The same day, Governor Gus Jaspert said that Cabinet took advice from medical teams and “collectively agreed” to the gradual measures.

Officials have not said when work-permit holders and other residents without permanent-resident status will be allowed to enter.

Arliene Penn, director of communications for the government, clarified on Tuesday that Mr. Fahie’s April 15 statement does not necessarily mean that work-permit holders will be banned from entering for three months after the opening on Tuesday. Cabinet, she said, will announce any decisions made regarding work-permit holders when the time comes.

No tourism for now

Asked last Thursday if the territory is considering opening its borders to visitors for the purpose of tourism soon, Mr. Malone simply stated that the VI would not “throw the gates open” next week.

“It is a planned re-entry for nationals first, and belongers, residents, so that we can then ready ourselves,” he said. “The particular curfew even for the next 14 days would remain from 7 p.m. to 6 a.m. because we want to make sure that when people start coming home we monitor them and that we don’t retard all of the progress that we made in the months that we’ve had to adhere to all the protocols that were already established.”

Despite questioning from the Beacon, officials did not provide more information about further reopening the borders for tourism.
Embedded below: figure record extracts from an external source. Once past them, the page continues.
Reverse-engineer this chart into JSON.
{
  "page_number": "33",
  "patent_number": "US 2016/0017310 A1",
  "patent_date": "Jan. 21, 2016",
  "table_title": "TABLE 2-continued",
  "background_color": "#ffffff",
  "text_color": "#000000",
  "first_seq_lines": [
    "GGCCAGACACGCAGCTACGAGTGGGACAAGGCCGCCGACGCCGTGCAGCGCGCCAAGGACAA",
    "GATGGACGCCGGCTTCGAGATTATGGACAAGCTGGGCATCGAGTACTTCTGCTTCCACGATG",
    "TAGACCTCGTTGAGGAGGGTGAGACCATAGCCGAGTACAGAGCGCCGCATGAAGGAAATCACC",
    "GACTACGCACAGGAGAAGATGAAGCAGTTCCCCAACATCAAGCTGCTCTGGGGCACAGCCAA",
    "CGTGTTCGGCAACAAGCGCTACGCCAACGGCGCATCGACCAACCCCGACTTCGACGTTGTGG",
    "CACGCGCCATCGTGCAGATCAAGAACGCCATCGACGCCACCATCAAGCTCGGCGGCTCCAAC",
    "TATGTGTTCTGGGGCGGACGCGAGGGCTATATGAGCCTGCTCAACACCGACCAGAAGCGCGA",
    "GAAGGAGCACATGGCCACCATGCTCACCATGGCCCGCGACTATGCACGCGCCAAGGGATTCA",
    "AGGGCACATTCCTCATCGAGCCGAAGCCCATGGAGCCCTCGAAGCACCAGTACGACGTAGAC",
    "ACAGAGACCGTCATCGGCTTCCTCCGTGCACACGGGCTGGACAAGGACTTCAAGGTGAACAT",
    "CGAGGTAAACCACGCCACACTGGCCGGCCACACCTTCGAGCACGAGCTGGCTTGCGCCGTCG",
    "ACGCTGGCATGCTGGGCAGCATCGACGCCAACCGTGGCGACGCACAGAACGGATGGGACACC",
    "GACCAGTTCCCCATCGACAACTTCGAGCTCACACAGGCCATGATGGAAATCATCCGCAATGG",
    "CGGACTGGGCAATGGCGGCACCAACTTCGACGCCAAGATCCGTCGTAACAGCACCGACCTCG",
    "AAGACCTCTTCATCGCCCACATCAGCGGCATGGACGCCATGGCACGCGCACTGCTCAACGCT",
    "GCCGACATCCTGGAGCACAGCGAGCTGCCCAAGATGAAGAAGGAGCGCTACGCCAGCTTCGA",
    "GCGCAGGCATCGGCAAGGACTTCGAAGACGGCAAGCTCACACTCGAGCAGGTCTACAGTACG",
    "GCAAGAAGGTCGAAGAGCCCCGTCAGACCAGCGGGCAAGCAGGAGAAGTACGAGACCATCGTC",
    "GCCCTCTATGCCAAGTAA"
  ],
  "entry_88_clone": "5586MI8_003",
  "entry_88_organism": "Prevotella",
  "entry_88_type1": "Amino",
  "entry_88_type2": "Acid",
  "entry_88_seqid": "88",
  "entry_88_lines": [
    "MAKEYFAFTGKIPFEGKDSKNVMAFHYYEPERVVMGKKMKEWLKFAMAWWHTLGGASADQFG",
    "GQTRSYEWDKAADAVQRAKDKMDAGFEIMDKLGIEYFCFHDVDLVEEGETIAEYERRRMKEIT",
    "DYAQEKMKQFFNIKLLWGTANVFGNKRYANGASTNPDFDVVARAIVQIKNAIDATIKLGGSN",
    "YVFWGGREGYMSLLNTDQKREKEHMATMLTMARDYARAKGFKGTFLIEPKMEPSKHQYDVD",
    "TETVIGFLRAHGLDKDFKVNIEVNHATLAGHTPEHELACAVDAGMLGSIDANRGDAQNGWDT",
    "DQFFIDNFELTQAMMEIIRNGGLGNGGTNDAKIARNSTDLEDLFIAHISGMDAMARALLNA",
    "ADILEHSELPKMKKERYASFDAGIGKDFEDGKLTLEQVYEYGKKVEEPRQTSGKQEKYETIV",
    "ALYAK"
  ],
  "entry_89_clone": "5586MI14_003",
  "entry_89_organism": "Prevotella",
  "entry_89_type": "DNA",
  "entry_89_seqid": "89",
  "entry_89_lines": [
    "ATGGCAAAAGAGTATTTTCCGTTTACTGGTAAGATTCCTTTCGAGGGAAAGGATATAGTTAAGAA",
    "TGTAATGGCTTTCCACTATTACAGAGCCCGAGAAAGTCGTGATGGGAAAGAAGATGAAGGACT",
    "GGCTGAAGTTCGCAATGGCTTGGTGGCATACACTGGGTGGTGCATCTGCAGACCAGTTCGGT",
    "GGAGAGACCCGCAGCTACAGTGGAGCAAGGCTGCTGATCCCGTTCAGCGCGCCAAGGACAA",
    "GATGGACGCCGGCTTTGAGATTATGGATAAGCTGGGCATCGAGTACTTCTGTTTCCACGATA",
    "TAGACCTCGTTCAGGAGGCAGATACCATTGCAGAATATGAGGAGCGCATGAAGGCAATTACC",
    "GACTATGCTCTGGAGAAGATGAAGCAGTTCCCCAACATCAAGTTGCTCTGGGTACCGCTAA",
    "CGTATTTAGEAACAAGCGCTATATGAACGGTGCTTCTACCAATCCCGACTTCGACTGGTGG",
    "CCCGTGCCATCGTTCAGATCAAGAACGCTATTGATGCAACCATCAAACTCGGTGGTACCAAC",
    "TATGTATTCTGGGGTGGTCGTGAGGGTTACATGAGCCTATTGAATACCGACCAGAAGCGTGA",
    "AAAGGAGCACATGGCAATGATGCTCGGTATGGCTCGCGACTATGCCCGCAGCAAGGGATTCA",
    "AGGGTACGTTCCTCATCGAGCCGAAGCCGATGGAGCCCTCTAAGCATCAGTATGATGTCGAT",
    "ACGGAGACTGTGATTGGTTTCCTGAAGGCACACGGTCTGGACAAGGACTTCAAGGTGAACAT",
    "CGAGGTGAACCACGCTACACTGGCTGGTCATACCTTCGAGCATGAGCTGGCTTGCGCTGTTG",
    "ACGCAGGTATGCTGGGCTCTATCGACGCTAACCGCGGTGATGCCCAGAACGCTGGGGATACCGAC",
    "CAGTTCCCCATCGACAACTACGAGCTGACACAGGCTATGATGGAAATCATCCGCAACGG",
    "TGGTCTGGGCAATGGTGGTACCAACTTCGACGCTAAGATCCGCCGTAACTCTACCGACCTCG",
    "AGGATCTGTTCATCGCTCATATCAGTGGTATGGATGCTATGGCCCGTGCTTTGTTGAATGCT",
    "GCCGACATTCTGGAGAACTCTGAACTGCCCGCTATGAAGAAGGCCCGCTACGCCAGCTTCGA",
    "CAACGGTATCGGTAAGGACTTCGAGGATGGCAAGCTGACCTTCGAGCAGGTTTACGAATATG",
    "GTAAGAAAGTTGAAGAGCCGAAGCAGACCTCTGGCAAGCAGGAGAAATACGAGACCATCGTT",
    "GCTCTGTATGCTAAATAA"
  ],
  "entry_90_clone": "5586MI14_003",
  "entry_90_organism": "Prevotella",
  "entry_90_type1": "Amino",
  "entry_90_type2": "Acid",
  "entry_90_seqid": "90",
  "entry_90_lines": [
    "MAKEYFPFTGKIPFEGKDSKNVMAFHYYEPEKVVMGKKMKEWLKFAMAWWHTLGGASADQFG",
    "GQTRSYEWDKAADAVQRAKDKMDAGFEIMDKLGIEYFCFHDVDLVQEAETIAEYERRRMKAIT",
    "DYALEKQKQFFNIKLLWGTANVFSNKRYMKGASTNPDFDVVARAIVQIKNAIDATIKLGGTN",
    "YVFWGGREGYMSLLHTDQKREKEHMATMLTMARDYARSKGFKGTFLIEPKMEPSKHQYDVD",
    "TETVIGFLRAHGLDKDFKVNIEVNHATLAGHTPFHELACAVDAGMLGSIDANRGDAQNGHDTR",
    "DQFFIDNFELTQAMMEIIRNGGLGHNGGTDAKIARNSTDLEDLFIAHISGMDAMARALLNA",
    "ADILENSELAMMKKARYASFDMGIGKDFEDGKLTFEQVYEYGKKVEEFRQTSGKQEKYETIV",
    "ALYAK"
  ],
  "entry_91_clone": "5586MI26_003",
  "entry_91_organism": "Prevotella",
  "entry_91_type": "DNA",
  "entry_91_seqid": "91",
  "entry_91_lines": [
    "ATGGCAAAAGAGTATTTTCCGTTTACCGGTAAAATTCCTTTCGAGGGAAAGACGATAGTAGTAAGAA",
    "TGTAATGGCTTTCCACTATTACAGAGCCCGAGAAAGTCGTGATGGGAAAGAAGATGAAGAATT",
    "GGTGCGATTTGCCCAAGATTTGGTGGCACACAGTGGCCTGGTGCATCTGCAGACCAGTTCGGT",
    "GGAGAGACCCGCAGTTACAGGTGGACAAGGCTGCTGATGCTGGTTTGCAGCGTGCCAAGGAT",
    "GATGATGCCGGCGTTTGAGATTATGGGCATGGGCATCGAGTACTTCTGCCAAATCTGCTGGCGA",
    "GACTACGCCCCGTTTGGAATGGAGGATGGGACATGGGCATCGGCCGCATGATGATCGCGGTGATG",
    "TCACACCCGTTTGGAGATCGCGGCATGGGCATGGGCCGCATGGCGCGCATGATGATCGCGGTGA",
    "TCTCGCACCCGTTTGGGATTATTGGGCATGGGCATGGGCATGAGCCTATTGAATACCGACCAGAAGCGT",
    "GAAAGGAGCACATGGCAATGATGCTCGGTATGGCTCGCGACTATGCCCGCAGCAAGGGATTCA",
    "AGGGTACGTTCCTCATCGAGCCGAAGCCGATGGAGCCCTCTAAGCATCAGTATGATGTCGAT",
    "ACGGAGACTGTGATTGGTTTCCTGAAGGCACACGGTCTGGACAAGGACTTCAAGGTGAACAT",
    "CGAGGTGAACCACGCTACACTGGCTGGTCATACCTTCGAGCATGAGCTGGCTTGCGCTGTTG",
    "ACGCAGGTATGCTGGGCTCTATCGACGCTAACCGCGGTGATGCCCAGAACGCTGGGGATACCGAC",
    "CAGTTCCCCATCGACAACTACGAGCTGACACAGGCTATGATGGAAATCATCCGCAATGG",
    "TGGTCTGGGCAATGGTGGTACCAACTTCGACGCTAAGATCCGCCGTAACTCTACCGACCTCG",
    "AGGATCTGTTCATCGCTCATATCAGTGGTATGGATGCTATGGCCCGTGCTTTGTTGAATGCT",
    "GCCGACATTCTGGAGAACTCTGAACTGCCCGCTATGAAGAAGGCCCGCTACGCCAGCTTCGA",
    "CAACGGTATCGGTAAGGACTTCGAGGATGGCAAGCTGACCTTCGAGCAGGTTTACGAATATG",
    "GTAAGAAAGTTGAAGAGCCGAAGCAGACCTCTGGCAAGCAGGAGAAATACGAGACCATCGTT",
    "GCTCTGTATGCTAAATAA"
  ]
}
Instead, they stood by their decision to keep the borders closed for now.

“Tourism worldwide is crippled, and while I heard that some of the other territories are going to reopen in June, I say this out of the goodness of my heart: I wish them the uttermost well because Covid-19 is not a simple matter,” Mr. Fahie said. “In tourism [in the territory], they’re working on stay-vacations. When the Tourist Board is ready, the chair and others will come forward. But they’re working right now on areas that are allowed in terms of internal movement. You would appreciate our need to get our people home and make sure we manage that properly.”

Safety, he said, remains the priority for the territory.
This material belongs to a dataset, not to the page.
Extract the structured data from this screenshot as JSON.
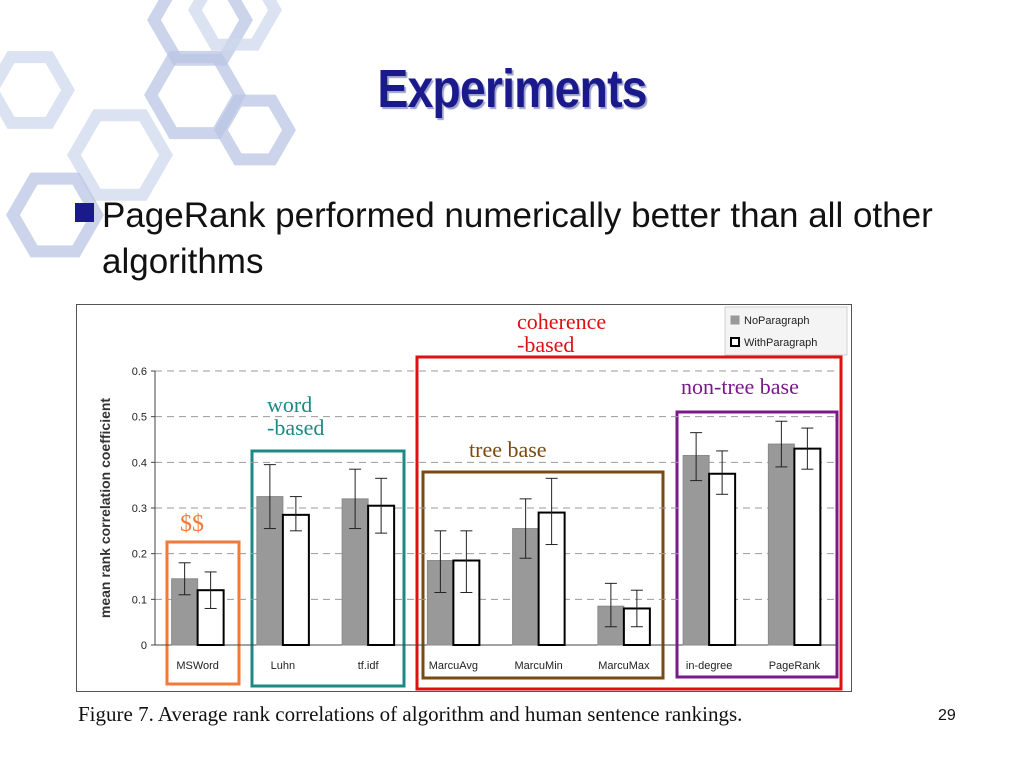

A new curfew order reflecting recent Cabinet decisions took effect Sunday, and will last two weeks. No changes were made to the existing curfew hours, which begin every night at 7 p.m. and continue through 6 a.m. However, restaurants are now able to accept dine-in patrons once approved for safe social-distancing measures.

During the press conference last Thursday, officials also announced the Cabinet decision to increase the size of permissible gatherings in buildings from 20 people to one person per 46 square feet with a maximum of 50 people.

On Tuesday, Opposition Leader Marlon Penn released a statement urging the government to consider allowing businesses to open until 10 or 11 p.m.

“The disruption in business due to the decline in traffic to restaurants has caused irreparable harm, leaving businesses saddled with debt,” the statement read.

Beach hours were also extended. People can visit the beach for “the purposes of exercise and therapy” between 6 a.m. and 3 p.m. daily, instead of 1 p.m. as before.

Natural Resources, Labour and Immigration Minister Vincent Wheatley later announced that dogs can be walked on the beach from 6-8 a.m., but must be leashed.

Also during the press conference, Mr. Malone commended the government for keeping the number of Covid-19 cases low by taking “positive and decisive steps from early.” But this success, Mr. Fahie warned, can give people a “false sense of security.”

In reality, he stated, the territory does not have “limitless [medical] resources.”

Asked if events like the Leverick Bay Poker Run, Christmas in July, and other large upcoming gatherings will take place, the premier said his government will make such decisions when the time comes.

“If those [positive] signs are there from health professionals and others, we will make sure we move ahead,” he said.

Messrs. Fahie and Malone were asked to provide an estimate of the economic damage the territory has suffered so far due to Covid-19, but they did not disclose that information.

“Lives versus livelihoods: That is now the argument,” Mr. Malone said. “The fact is that we are living in an era that since 1918 and the Spanish Flu we don’t know about, and we are managing it as best as we could.”